Last week, Lawrence Livermore National Laboratory’s (LLNL) Center for Global Security Research (CGSR) hosted a special event to honor the 90th birthday of Director Emeritus Michael May.
The fifth director of LLNL, May worked at the Laboratory for more than 35 years, with brief periods spent away on other efforts. He held a variety of research and development positions at Livermore, including director from 1965 to 1971 and associate director at large from 1972 to 1988. He also is professor emeritus (research) in the Stanford University School of Engineering, a senior fellow with the Freeman Spogli Institute for International Studies at Stanford University and the former co-director of Stanford University's Center for International Security and Cooperation.
The celebratory event, attended by a number of former Laboratory directors, kicked off with an introduction by CGSR Director Brad Roberts. Roberts shared his impression of meeting May for the first time in the early 1990s, when the director emeritus spoke at a review committee and shared his thoughts on the implications of current events.
“He saw (the world) clearly, he saw the need to speak compellingly about it and he put ideas into play that we continue to debate today,” Roberts said. “That’s the kind of mark that Mike May has made.”

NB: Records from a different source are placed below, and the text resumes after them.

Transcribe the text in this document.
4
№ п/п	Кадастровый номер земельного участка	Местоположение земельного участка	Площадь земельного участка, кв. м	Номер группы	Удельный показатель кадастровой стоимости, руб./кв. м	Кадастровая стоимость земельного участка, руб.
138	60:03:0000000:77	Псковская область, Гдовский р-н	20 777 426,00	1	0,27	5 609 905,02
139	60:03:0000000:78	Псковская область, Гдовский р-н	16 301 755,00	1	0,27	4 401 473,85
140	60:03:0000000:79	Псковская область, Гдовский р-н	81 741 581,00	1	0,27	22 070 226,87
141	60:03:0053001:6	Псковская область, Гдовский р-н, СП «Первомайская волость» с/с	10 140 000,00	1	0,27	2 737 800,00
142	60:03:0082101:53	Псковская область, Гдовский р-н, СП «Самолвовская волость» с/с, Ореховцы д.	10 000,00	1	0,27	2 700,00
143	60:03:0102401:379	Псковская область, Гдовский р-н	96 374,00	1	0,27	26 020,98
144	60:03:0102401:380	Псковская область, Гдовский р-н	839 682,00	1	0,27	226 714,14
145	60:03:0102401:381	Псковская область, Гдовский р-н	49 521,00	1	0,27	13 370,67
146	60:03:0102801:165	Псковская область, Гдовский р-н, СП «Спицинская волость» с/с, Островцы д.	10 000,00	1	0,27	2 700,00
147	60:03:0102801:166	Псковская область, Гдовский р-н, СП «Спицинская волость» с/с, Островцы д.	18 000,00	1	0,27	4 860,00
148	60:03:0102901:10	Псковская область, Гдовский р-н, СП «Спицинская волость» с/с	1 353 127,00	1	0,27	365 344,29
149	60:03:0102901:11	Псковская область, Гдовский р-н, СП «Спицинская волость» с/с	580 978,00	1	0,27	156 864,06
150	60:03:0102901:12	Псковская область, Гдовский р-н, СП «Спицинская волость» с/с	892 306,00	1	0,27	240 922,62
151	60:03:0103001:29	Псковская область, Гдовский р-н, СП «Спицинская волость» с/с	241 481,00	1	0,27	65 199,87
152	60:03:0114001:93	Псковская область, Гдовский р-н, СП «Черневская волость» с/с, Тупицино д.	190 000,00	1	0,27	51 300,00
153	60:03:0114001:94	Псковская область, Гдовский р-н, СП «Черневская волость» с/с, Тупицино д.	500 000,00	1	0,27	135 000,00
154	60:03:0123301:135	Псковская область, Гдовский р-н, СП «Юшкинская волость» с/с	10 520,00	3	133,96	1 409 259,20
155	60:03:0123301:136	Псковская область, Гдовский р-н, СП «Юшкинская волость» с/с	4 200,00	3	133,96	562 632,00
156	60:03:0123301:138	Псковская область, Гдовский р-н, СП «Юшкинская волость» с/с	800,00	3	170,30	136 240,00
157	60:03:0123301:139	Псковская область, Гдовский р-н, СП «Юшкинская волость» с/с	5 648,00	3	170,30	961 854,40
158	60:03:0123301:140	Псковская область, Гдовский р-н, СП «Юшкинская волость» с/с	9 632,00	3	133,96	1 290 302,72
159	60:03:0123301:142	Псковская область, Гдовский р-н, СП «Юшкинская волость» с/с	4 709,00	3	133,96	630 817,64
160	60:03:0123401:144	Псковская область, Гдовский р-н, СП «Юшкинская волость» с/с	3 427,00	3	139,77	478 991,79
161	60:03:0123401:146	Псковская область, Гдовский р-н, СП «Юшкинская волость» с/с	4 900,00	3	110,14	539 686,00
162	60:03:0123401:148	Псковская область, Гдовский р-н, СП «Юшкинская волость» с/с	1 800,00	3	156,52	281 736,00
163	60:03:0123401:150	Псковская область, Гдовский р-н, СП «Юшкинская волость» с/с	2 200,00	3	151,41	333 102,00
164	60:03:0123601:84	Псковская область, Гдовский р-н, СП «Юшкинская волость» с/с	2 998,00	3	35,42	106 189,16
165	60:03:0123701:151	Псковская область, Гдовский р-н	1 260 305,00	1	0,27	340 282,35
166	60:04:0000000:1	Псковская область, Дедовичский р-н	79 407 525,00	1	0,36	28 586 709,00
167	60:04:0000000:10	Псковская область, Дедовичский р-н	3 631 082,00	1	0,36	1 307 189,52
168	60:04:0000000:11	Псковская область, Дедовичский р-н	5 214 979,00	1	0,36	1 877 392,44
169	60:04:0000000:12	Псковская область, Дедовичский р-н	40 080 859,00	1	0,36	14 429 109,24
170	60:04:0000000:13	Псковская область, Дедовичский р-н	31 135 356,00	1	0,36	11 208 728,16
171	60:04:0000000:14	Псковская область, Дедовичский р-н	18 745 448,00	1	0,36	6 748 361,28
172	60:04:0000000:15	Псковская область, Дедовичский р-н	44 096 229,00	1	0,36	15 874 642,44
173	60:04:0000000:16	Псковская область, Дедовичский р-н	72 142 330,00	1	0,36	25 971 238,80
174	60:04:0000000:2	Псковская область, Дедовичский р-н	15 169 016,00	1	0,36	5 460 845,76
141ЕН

After the introduction, Roberts turned the stage over to Ron Lehman, Laboratory counselor and former head of CGSR. Lehman opened the conversation with May by asking him how he came to be at the Lab.
May explained that 1952 was a big year for him – he received his Ph.D., he was married and he and his wife were expecting a baby. One of his Ph.D. committee members, Herb York, suggested that he join a new endeavor.
“Why don’t you come to Livermore? We’re opening up a new lab. I can’t tell you what we’re going to be working on, but there will be some very good physicists there,” May recalled York saying.
May accepted, and on Sept. 8, 1952 he showed up for his first day of work.
“The first guy I met said ‘I suppose you know we’re working on nuclear weapons?’ ” he said. “My jaw dropped.”
Describing those early days, May said that the Lab was quite small and informal with considerable research freedom. “It was a startup – that kind of spirit,” he said.
Lehman then turned the conversation to the next phase of May’s career, asking him to discuss how he became director.
“On Sept. 19, 1965, the phone rang. Johnny [Foster] asked me, ‘Mike, if you were asked to become director of the Laboratory, would you accept it?’ ” May recalled. “It was out of the blue. I hesitated for two seconds, maybe five, and said yes. It changed my life.”
“As for why Johnny did that, he’s sitting right there. Why don’t you ask him?” May added, to laughter from the audience.
Johnny Foster, director of the Laboratory from 1961-1965, then answered the question.
“It seemed to me it was a very straightforward thing,” Foster said. “I came to the conclusion that he would be the best replacement and would make the kind of changes that would be necessary.”
Lehman and May then discussed a number of other topics, including the culture of the ‘60s and '70s and the impact that had on his term as director; the value of strategic planning efforts; the creation of CGSR; and the future of arms control and the deterrence.
The conversation, attended by current and former laboratory employees, touched on topics of continuing interest to May, ranging from his experiences at LLNL to nuclear weapons development and policies of the United States and other countries. May also answered questions on topics ranging from proliferation and the recent Iran agreement to his recollection of other physicists from the early days of the Lab.
The event was taped and will be posted on the CGSR website in the future.